Luc Brunet – 27 août 2012
Déjà quelques semaines que j’ai commencé à élaborer une lettre sur la situation en Syrie et au Moyen-Orient en général, mais je n’ai pas trouvé le temps de la finaliser avant ce week-end. Je souhaite passer en revue la situation et la position de divers pays par rapport aux événements en cours, et lier ces événements à un certain nombre de conflits et de problèmes qui sont restés en sommeil au cours des dernières années.
L’exception chiite
L’un des principaux conflits qui se déroulent depuis des siècles est l’opposition entre deux groupes musulmans, les sunnites et les chiites, tous deux ayant des opinions différentes sur qui devait être le chef de l’islam après la mort du prophète Mahomet en 632 après JC. Je ne suis pas un spécialiste de l’histoire de l’Islam, et vous pouvez trouver dans les livres ou sur Internet beaucoup plus de détails et des analyses approfondies de cette histoire et des conflits entre les deux groupes. Les sunnites sont majoritaires dans le monde musulman, et peu de pays ont une majorité chiite. Ces pays sont l’Iran et l’Azerbaïdjan, avec une très large majorité chiite, l’Irak, Bahreïn, le Liban (où les chiites ne sont pas majoritaires dans l’ensemble vu le grand pourcentage de chrétiens, mais sont majoritaires au sein de la partie musulmane de la population). Le Yémen a également un fort pourcentage chiite mais moins de 50%. Fait intéressant, l’Iran, l’Irak et le Liban forment un groupe de pays chiites séparés uniquement par la Syrie, situés entre le Liban et l’Irak. Sachant que la Syrie, bien qu’à majorité sunnite, est dirigée depuis le début de la periode d’Assad par la minorité alaouite (une variante du chiisme), cela fait de l’ensemble des quatre pays un fief du chiisme au sein du monde musulman, avec une forte influence du plus grand et du plus riche, l’Iran. Mais les chiites sont également présents en tant que minorités dans de nombreux autres pays, généralement mal traités et considérés, parfois opprimés, comme c’était le cas en Syrie avant la période Assad. Le plus intéressant à noter est une forte présence chiite dans la partie orientale de l’Arabie saoudite, la région de Qatif, l’endroit où se trouvent de grandes quantités de réserves de pétrole saoudiennes. Dans l’ensemble, l’Arabie saoudite compte environ 15% de chiites vivant principalement dans ces régions orientales riches en pétrole, tandis que le reste de la population suit le groupe salafiste au sein de l’islam, très conservateur et puritain. Toute déstabilisation ou risque de révolte des régions chiites est un risque vital pour les dirigeants saoudiens et ce point doit être gardé à l’esprit lorsque l’on suit les événements dans la région. A cet égard, l’influence grandissante de l’Iran est une menace réelle pour les Saoudiens, qu’il faut contenir par tous les moyens.

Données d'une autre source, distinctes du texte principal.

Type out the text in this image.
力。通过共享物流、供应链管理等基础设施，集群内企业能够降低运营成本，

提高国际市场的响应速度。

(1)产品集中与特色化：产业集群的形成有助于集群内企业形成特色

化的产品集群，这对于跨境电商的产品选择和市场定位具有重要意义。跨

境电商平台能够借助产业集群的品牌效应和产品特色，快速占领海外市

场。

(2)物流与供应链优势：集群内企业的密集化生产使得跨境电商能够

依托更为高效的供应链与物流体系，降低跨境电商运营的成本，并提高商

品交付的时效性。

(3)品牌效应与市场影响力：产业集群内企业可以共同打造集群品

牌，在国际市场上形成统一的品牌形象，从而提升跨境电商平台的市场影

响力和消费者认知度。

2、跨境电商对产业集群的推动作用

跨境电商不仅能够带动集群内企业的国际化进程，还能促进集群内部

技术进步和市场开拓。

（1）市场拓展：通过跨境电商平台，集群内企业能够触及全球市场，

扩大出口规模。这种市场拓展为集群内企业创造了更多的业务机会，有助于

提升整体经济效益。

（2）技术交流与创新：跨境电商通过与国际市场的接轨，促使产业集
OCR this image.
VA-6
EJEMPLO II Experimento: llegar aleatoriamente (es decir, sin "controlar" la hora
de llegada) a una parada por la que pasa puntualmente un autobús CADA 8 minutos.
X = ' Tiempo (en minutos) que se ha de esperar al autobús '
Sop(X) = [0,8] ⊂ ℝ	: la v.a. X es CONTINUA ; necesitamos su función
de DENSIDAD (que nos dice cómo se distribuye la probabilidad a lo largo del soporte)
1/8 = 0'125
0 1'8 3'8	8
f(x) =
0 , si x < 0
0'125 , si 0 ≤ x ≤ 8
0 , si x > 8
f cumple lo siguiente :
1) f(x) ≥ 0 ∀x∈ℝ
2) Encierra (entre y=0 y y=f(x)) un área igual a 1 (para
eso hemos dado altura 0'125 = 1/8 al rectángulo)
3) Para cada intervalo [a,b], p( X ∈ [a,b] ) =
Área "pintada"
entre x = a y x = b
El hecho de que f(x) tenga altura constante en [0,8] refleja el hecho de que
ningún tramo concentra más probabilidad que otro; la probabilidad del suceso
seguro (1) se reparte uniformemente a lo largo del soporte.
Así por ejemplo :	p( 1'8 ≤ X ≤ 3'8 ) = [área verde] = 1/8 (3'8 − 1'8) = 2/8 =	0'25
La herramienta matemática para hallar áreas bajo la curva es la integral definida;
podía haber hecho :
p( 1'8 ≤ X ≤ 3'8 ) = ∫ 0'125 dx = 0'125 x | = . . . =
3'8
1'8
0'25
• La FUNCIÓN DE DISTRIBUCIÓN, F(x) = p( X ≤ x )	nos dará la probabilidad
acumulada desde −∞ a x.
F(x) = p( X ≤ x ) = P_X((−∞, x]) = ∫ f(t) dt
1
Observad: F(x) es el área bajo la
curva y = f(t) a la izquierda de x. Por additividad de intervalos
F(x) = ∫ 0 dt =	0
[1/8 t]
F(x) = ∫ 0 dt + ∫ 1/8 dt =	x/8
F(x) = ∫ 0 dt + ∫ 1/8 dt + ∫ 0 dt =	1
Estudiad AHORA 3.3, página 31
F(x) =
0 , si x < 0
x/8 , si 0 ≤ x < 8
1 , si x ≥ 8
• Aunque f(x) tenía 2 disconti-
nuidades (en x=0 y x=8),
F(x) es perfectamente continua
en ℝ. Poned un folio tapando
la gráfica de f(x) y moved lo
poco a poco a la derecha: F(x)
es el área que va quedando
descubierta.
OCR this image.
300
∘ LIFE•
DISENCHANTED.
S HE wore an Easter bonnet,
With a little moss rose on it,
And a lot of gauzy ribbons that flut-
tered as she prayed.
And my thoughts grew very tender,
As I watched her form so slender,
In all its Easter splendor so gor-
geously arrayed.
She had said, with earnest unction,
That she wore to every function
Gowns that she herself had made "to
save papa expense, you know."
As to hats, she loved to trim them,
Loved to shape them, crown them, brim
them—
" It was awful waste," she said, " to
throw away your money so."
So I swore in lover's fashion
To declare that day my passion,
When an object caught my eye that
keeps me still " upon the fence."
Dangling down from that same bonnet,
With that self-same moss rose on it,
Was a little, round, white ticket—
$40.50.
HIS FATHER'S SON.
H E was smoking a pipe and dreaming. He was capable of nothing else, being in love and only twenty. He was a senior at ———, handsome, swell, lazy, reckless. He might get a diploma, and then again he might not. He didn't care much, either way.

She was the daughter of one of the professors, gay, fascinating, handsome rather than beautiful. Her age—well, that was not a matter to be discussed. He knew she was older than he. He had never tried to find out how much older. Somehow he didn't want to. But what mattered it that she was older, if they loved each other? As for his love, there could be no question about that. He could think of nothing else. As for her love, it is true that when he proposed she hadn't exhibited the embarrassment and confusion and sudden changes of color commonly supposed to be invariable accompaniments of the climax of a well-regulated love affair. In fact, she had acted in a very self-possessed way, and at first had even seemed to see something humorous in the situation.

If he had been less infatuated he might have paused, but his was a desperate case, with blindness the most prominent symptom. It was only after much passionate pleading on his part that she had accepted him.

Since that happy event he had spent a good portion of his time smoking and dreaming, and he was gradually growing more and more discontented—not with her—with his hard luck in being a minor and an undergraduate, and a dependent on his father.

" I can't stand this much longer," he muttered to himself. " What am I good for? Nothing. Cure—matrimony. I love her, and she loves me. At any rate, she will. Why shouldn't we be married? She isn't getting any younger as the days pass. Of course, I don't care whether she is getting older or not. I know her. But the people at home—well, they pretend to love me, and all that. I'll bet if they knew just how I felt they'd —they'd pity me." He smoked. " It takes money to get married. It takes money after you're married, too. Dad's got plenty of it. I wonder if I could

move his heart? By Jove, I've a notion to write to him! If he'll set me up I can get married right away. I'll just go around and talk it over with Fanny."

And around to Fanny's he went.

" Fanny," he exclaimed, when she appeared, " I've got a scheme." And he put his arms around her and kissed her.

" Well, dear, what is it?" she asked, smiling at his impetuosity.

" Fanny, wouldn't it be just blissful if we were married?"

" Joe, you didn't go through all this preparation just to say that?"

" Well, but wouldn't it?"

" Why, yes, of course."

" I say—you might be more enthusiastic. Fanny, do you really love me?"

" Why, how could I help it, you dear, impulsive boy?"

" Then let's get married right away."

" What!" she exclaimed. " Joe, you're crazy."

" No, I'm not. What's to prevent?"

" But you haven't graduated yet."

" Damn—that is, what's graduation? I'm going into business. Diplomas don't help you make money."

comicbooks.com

Pour résumer le tableau, et comme la plupart des pays ne jouent pas un grand rôle dans l’opposition sunnite/chiite, et encore une fois avec un certain niveau de simplification, nous pouvons identifier un groupe chiite dirigé par l’Iran et un groupe sunnite/salafi dirigé par l’Arabie saoudite et son allié à cet égard, le Qatar. Ces deux groupes ont montré un haut niveau d’activité depuis de nombreuses années, poussés par des dirigeants assez agressifs et des religieux conservateurs en Iran et en Arabie saoudite. La carte suivante illustre la structure complexe du monde musulman en général, avec plusieurs écoles pour les croyants sunnites et chiites. En raccourci, le hanbali et l’ibadite peuvent être considérés comme les plus conservateurs (Arabie saoudite, Qatar, Oman), tandis que le hanafite est l’école la plus libérale (Russie et Asie centrale, Égypte, Turquie, Irak, Syrie).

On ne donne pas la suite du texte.